Failed tasks in SDDC 5.2

Notes on failed tasks in SDDC 5.2

Failed tasks in SDDC 5.2

Failed tasks in SDDC

Recenlty I faced a weird case with VMware, out of nowhere failed tasks started to show on my SDDC, intially I thought it was something related to password expired, but no, not this time.

Failed tasks in SDDC

The logs don’t lie

People lie, but the logs don’t. After a couple days working with VMware support and we didn’t seem to find any clue of what was happening, by accident I saw something on the SOS healthcheck that caught my attention, it was complaining that the SDDC had problems to connect to my host through API (port 443).

How to run a health check on SDDC

1
/opt/vmware/sddc-support/sos --health-check --domain-name ALL --skip-cert-check
1
2
3
4
5
6
7
|  21 |              ESXi : testhost1.9tec.local               |        Ping status         | GREEN |
|     |                                                                    |  API Connectivity status   |  RED  |

|  21 |              ESXI : testhost1.9tec.local               | svc-vcf-testhost1 |    Jul 20, 2025   |    Never     |      Never      |         GREEN         |
|     |                                                                    |           root          |         -         |      -       |        -        | Failed to get details |
|  21 |              ESXi : testhost1.9tec.local              | NTP Status | YELLOW |
|     |                                                                   |  ESX Time  | YELLOW |

Dang, it reminded me of a situation I found not long ago, where my vSphere replication was causing the reverse proxy on ESXi to exhaust the sessions (the limit is 128). Reference: ESXi hosts go unresponsive on the vCenter Server with maximum connection exceeded for the envoy proxy.

Well well, let’s take a look on the envoy.log on this particular host and see what’s going on

1
2
3
less /var/log/envoy.log
## or
less /var/log/envoy.log

Search by the word “exceed” and you’ll see if there are any evidences of exceeding max connections

1
2
3
4
2025-08-13T22:14:06.853Z In(166) envoy[2100238]: "2025-08-13T22:13:57.261Z warning envoy[2100869] [Originator@6876 sub=filter] [Tags: "ConnectionId":"696461"] remote https connections exceed max allowed: 128"
2025-08-13T22:14:06.853Z In(166) envoy[2100238]: "2025-08-13T22:13:57.261Z warning envoy[2100869] [Originator@6876 sub=filter] [Tags: "ConnectionId":"696461"] closing connection TCP<my_vcenter_IP:59956, my_esxi_IP:443>"
2025-08-13T22:14:06.853Z In(166) envoy[2100238]: "2025-08-13T22:13:57.261Z info envoy[2100869] [Originator@6876 sub=connection] [Tags: "ConnectionId":"696461"] remote address:my_vcenter_IP:59956,TLS_error:|268435588:SSL routines:OPENSSL_internal:CLIENTHELLO_TLSEXT|268435646:SSL routines:OPENSSL_internal:PARSE_TLSEXT"

The workaround

As the KB mentioned above says, there’s no fix for that, but a workaround that consists in disabling the healthcheck on the vSphere replication (that’s what is using the sessions on the ESXi hosts due to enhanced replication fancy checks)

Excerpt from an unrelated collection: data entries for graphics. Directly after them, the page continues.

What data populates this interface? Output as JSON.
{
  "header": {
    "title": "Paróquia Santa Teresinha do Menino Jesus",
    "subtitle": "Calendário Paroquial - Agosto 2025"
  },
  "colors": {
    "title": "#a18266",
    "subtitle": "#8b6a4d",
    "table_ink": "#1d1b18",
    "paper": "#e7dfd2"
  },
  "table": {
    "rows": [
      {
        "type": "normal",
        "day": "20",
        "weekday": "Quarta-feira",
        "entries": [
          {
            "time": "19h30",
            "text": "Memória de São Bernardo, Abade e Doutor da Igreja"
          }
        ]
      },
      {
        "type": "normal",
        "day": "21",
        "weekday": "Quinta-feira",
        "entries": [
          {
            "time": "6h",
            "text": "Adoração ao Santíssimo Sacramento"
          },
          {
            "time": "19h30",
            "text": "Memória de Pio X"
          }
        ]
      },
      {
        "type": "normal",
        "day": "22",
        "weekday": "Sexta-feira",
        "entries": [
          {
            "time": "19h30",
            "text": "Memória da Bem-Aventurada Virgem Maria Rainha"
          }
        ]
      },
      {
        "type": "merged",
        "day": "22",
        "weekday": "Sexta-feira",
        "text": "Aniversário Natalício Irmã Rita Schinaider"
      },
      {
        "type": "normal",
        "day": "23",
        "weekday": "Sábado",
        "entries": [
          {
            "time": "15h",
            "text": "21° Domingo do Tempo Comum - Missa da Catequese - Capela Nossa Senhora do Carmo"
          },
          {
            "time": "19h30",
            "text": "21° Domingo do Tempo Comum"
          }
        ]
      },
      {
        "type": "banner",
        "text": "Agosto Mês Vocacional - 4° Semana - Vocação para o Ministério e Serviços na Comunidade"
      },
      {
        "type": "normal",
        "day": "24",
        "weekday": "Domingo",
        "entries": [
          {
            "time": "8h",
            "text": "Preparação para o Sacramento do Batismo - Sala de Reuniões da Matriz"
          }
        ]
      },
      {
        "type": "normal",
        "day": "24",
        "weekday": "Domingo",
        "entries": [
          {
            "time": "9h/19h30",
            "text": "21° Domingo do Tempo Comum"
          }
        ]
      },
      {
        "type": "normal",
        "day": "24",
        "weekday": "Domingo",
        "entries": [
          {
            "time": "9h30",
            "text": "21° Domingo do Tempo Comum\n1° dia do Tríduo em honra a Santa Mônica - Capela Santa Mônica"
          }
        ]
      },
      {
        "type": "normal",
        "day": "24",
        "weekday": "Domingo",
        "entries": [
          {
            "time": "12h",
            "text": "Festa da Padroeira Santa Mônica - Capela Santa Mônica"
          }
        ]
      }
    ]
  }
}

1 - Open a SSH session to the VRMS server on both the sites.

2 - Open file /opt/vmware/hms/conf/hms-configuration.xml with a text editor`

1
vi /opt/vmware/hms/conf/hms-configuration.xml

3 - Set schedule-health-checks to false

4 - Restart HMS service on both sites

1
systemctl restart hms

5 - While configuring enhanced replication, skip the health check. Clicking the “Next” button will allow you to proceed with the replication configuration without performing the health check.

This post is licensed under CC BY 4.0 by the author.